Ashlee talked (suddenly she seemed to need to talk) about her childhood, the time before she married Tucker Kellog, memories consisting not of narratives but of snapshots she had fixed in her mind. A dry, windy day in San Diego, shopping with her mother for linens. A school trip to a petting zoo. Her first year in Minneapolis, how astonished she had been by the winter storms, her commute to work blockaded by snowdrifts and windrows. Old shows she used to watch, some of which I had also seen:
Someday, Blue Horizon, Next Week’s Family
.

Over dessert she said, “I talked to the Red Cross. They’re still down in Portillo, taking names—counting the dead. If Adam survived, he didn’t register with any of the relief agencies. On the other hand, if he’s dead—” She said this with a studied nonchalance, obviously fake. “Well, they haven’t identified his body, and they’re very good at that. I let them call up his genome profile from his medical records. No match. So I don’t know if he’s alive or dead. But I realized something else.”

Her eyes glittered. I said, “We don’t have to talk about this.”

“No, Scott, it’s okay. What I realized is that, alive or dead, I’ve lost him. Maybe I’ll see him again, maybe I won’t, but that’s up to him, if he’s alive, I mean. That’s what he tried to tell me in Portillo. Not that he hates me. But that he’s not mine in any meaningful way anymore. He belongs to himself. I think he always did.”

She was silent for a while, then she drank the last of her coffee and turned away the waitress who offered more.

“He gave me something.”

I said, “Adam did?”

“Yes. In Portillo. He said I could remember him by it. Here, look.”

She had folded the gift into a handkerchief inside her purse. She unwrapped it and pushed it across the table.

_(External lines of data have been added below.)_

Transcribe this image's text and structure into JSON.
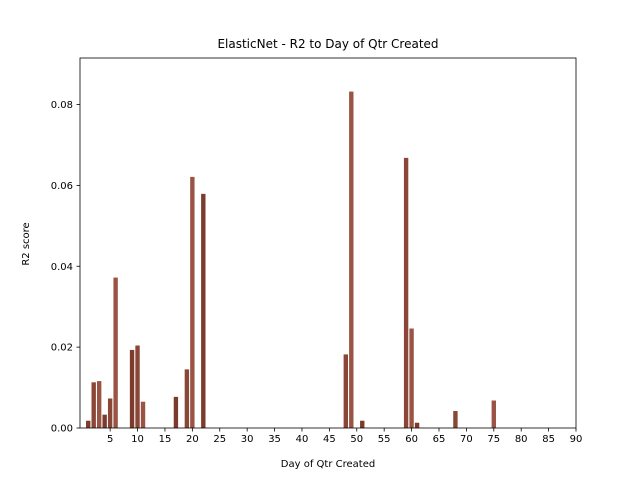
{
  "chart_data": {
    "type": "bar",
    "title": "ElasticNet - R2 to Day of Qtr Created",
    "xlabel": "Day of Qtr Created",
    "ylabel": "R2 score",
    "xlim": [
      -0.5,
      90
    ],
    "ylim": [
      0,
      0.0915
    ],
    "xticks": [
      5,
      10,
      15,
      20,
      25,
      30,
      35,
      40,
      45,
      50,
      55,
      60,
      65,
      70,
      75,
      80,
      85,
      90
    ],
    "yticks": [
      0.0,
      0.02,
      0.04,
      0.06,
      0.08
    ],
    "ytick_labels": [
      "0.00",
      "0.02",
      "0.04",
      "0.06",
      "0.08"
    ],
    "grid": false,
    "bar_colors": [
      "#7d3b2d",
      "#8a4636",
      "#9a5344"
    ],
    "bars": [
      {
        "x": 1,
        "value": 0.0018
      },
      {
        "x": 2,
        "value": 0.0113
      },
      {
        "x": 3,
        "value": 0.0116
      },
      {
        "x": 4,
        "value": 0.0033
      },
      {
        "x": 5,
        "value": 0.0073
      },
      {
        "x": 6,
        "value": 0.0372
      },
      {
        "x": 9,
        "value": 0.0193
      },
      {
        "x": 10,
        "value": 0.0204
      },
      {
        "x": 11,
        "value": 0.0065
      },
      {
        "x": 17,
        "value": 0.0077
      },
      {
        "x": 19,
        "value": 0.0145
      },
      {
        "x": 20,
        "value": 0.0621
      },
      {
        "x": 22,
        "value": 0.0579
      },
      {
        "x": 48,
        "value": 0.0182
      },
      {
        "x": 49,
        "value": 0.0832
      },
      {
        "x": 51,
        "value": 0.0018
      },
      {
        "x": 59,
        "value": 0.0668
      },
      {
        "x": 60,
        "value": 0.0246
      },
      {
        "x": 61,
        "value": 0.0013
      },
      {
        "x": 68,
        "value": 0.0042
      },
      {
        "x": 75,
        "value": 0.0068
      }
    ]
  }
}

It was a necklace, a cheap chain with a pendant. The pendant looked like a lump of pitted black plastic drilled to take an eyelet. It was almost defiantly ugly.

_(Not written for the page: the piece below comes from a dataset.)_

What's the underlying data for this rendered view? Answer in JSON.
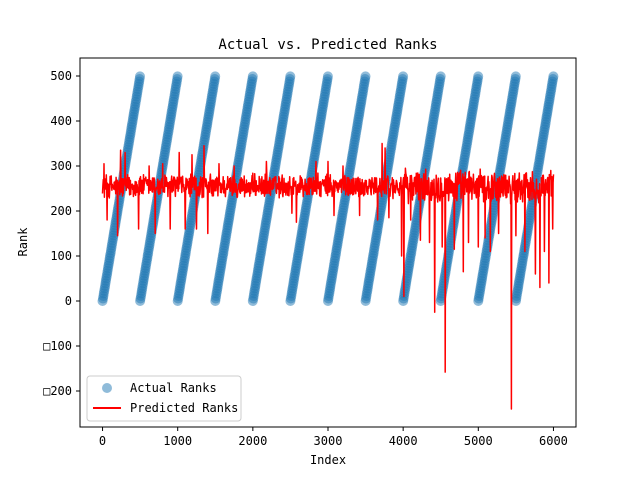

“He said he got it from a vendor in Portillo. It’s a kind of sacred object. The stone isn’t a stone, it’s—”

“An arrival relic.”

“Yes, that’s what Adam called it.”

The arrival of a Chronolith creates odd debris. The steep temperature and pressure gradients near the touchdown site will freeze, crack, warp and otherwise mangle ordinary materials. Souvenir-hunters sell such items to the gullible and they are seldom authentic.

“It’s from Jerusalem,” Ashlee added. “Supposedly.”

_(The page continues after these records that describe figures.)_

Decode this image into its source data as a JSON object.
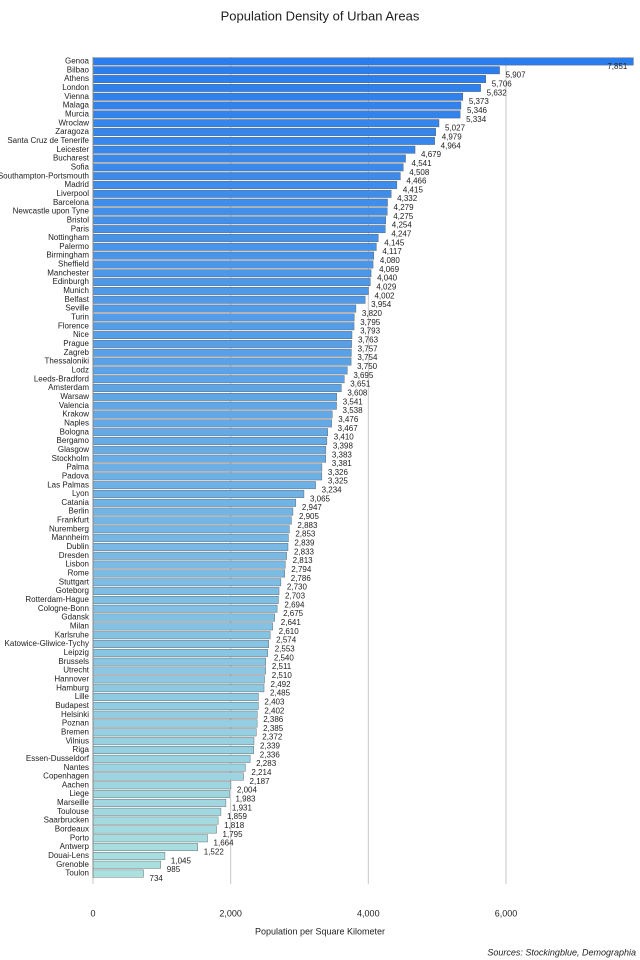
{
  "chart_data": {
    "type": "barh",
    "title": "Population Density of Urban Areas",
    "x_label": "Population per Square Kilometer",
    "source": "Sources: Stockingblue, Demographia",
    "categories": [
      "Genoa",
      "Bilbao",
      "Athens",
      "London",
      "Vienna",
      "Malaga",
      "Murcia",
      "Wroclaw",
      "Zaragoza",
      "Santa Cruz de Tenerife",
      "Leicester",
      "Bucharest",
      "Sofia",
      "Southampton-Portsmouth",
      "Madrid",
      "Liverpool",
      "Barcelona",
      "Newcastle upon Tyne",
      "Bristol",
      "Paris",
      "Nottingham",
      "Palermo",
      "Birmingham",
      "Sheffield",
      "Manchester",
      "Edinburgh",
      "Munich",
      "Belfast",
      "Seville",
      "Turin",
      "Florence",
      "Nice",
      "Prague",
      "Zagreb",
      "Thessaloniki",
      "Lodz",
      "Leeds-Bradford",
      "Amsterdam",
      "Warsaw",
      "Valencia",
      "Krakow",
      "Naples",
      "Bologna",
      "Bergamo",
      "Glasgow",
      "Stockholm",
      "Palma",
      "Padova",
      "Las Palmas",
      "Lyon",
      "Catania",
      "Berlin",
      "Frankfurt",
      "Nuremberg",
      "Mannheim",
      "Dublin",
      "Dresden",
      "Lisbon",
      "Rome",
      "Stuttgart",
      "Goteborg",
      "Rotterdam-Hague",
      "Cologne-Bonn",
      "Gdansk",
      "Milan",
      "Karlsruhe",
      "Katowice-Gliwice-Tychy",
      "Leipzig",
      "Brussels",
      "Utrecht",
      "Hannover",
      "Hamburg",
      "Lille",
      "Budapest",
      "Helsinki",
      "Poznan",
      "Bremen",
      "Vilnius",
      "Riga",
      "Essen-Dusseldorf",
      "Nantes",
      "Copenhagen",
      "Aachen",
      "Liege",
      "Marseille",
      "Toulouse",
      "Saarbrucken",
      "Bordeaux",
      "Porto",
      "Antwerp",
      "Douai-Lens",
      "Grenoble",
      "Toulon"
    ],
    "values": [
      7851,
      5907,
      5706,
      5632,
      5373,
      5346,
      5334,
      5027,
      4979,
      4964,
      4679,
      4541,
      4508,
      4466,
      4415,
      4332,
      4279,
      4275,
      4254,
      4247,
      4145,
      4117,
      4080,
      4069,
      4040,
      4029,
      4002,
      3954,
      3820,
      3795,
      3793,
      3763,
      3757,
      3754,
      3750,
      3695,
      3651,
      3608,
      3541,
      3538,
      3476,
      3467,
      3410,
      3398,
      3383,
      3381,
      3326,
      3325,
      3234,
      3065,
      2947,
      2905,
      2883,
      2853,
      2839,
      2833,
      2813,
      2794,
      2786,
      2730,
      2703,
      2694,
      2675,
      2641,
      2610,
      2574,
      2553,
      2540,
      2511,
      2510,
      2492,
      2485,
      2403,
      2402,
      2386,
      2385,
      2372,
      2339,
      2336,
      2283,
      2214,
      2187,
      2004,
      1983,
      1931,
      1859,
      1818,
      1795,
      1664,
      1522,
      1045,
      985,
      734
    ],
    "value_labels": [
      "7,851",
      "5,907",
      "5,706",
      "5,632",
      "5,373",
      "5,346",
      "5,334",
      "5,027",
      "4,979",
      "4,964",
      "4,679",
      "4,541",
      "4,508",
      "4,466",
      "4,415",
      "4,332",
      "4,279",
      "4,275",
      "4,254",
      "4,247",
      "4,145",
      "4,117",
      "4,080",
      "4,069",
      "4,040",
      "4,029",
      "4,002",
      "3,954",
      "3,820",
      "3,795",
      "3,793",
      "3,763",
      "3,757",
      "3,754",
      "3,750",
      "3,695",
      "3,651",
      "3,608",
      "3,541",
      "3,538",
      "3,476",
      "3,467",
      "3,410",
      "3,398",
      "3,383",
      "3,381",
      "3,326",
      "3,325",
      "3,234",
      "3,065",
      "2,947",
      "2,905",
      "2,883",
      "2,853",
      "2,839",
      "2,833",
      "2,813",
      "2,794",
      "2,786",
      "2,730",
      "2,703",
      "2,694",
      "2,675",
      "2,641",
      "2,610",
      "2,574",
      "2,553",
      "2,540",
      "2,511",
      "2,510",
      "2,492",
      "2,485",
      "2,403",
      "2,402",
      "2,386",
      "2,385",
      "2,372",
      "2,339",
      "2,336",
      "2,283",
      "2,214",
      "2,187",
      "2,004",
      "1,983",
      "1,931",
      "1,859",
      "1,818",
      "1,795",
      "1,664",
      "1,522",
      "1,045",
      "985",
      "734"
    ],
    "gradient": [
      "#2a7ded",
      "#abe0df"
    ],
    "xlim": [
      0,
      7860
    ],
    "xticks": [
      0,
      {
        "value": 2000,
        "label": "2,000"
      },
      {
        "value": 4000,
        "label": "4,000"
      },
      {
        "value": 6000,
        "label": "6,000"
      }
    ],
    "grid": true
  }
}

If that was true, this misshapen lump might once have been something useful: a doorknob, a paperweight, a pen, a comb.

I said, “I hope it isn’t.”

Ashlee looked crestfallen. “I thought you’d be interested. You were there, in Jerusalem, when it happened. Sort of a coincidence.”

“I don’t like those kinds of coincidences.”

I told her about Sue’s notion of tau turbulence. I said I had been in the turbulence too often, that it had affected my life (if “affected” is the word for an acausal connection) in ways I didn’t like.